VideoGPA: Distilling Geometry Priors for 3D-Consistent Video Generation: VideoGPA utilizes a Geometric Foundation Model (GFM) to reconstruct generated videos into 3D point clouds and project them back into the original frames. It uses "reprojection error" as a self-supervised geometric consistency reward to automatically construct preference pairs. By applying DPO (fine-tuning ~1% parameters via LoRA with only ~2500 preference samples), it aligns pre-trained video diffusion models to a 3D-consistent manifold, significantly mitigating object deformation and spatial drift without compromising image quality.
Where Concept Erasure Should Occur: Concept-Layer Alignment in Text-to-Video Diffusion Models: This paper discovers that target concepts in text-to-video (T2V) diffusion models are most separable only at specific depths. It proposes CLEAR, which utilizes Gumbel-Softmax to learn "where to erase" and Sparse Autoencoders (SAE) to learn "which concept direction to erase," enabling precise suppression of target concepts while preserving video quality without modifying diffusion model weights.
WIND: Weather Inverse Diffusion for Zero-Shot Atmospheric Modeling: WIND models the global atmospheric sequence as an unconditional video diffusion prior.
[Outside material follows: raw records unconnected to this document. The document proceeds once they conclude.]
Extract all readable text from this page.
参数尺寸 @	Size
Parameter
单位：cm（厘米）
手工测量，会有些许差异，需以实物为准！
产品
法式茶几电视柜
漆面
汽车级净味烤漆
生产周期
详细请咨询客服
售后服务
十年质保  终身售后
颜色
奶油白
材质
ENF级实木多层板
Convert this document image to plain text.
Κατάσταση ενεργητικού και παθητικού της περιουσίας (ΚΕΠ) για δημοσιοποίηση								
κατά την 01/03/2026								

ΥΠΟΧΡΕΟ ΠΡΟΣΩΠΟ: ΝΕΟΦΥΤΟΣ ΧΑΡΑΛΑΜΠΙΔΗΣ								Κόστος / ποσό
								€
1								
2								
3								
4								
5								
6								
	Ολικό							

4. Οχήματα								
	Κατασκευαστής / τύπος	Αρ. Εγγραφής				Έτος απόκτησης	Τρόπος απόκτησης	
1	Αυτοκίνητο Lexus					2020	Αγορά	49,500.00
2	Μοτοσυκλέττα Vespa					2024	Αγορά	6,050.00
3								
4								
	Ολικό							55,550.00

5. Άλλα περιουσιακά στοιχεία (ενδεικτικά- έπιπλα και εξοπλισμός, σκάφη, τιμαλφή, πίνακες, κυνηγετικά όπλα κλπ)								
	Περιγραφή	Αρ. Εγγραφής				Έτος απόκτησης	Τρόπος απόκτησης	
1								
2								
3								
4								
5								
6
During inference, it formulates forecasting, downscaling, sparse reconstruction, mass conservation, and warming scenarios as differentiable inverse problems, solving multiple classes of weather and climate tasks zero-shot using a single frozen model.
World-R1: Reinforcing 3D Constraints for Text-to-Video Generation: World-R1 transforms the 3D consistency problem of text-to-video models into reinforcement learning (RL) post-training. By using implicit camera conditioning and 3D-aware rewards to perform Flow-GRPO alignment on video foundation models like Wan 2.1, it significantly reduces geometric hallucinations without altering model architecture or inference pipelines, while maintaining general video generation quality.
WorldCache: Accelerating World Models for Free via Heterogeneous Token Caching: WorldCache addresses the issue of non-uniform evolution of multimodal tokens (such as RGB and depth) in diffusion world models. By categorizing tokens into stable, linear, and chaotic types based on curvature and adaptively triggering full forward passes, it achieves up to 3.65x to 3.7x end-to-end acceleration on models like HunyuanVoyager and Aether, while substantially maintaining the quality of world generation and 3D reconstruction.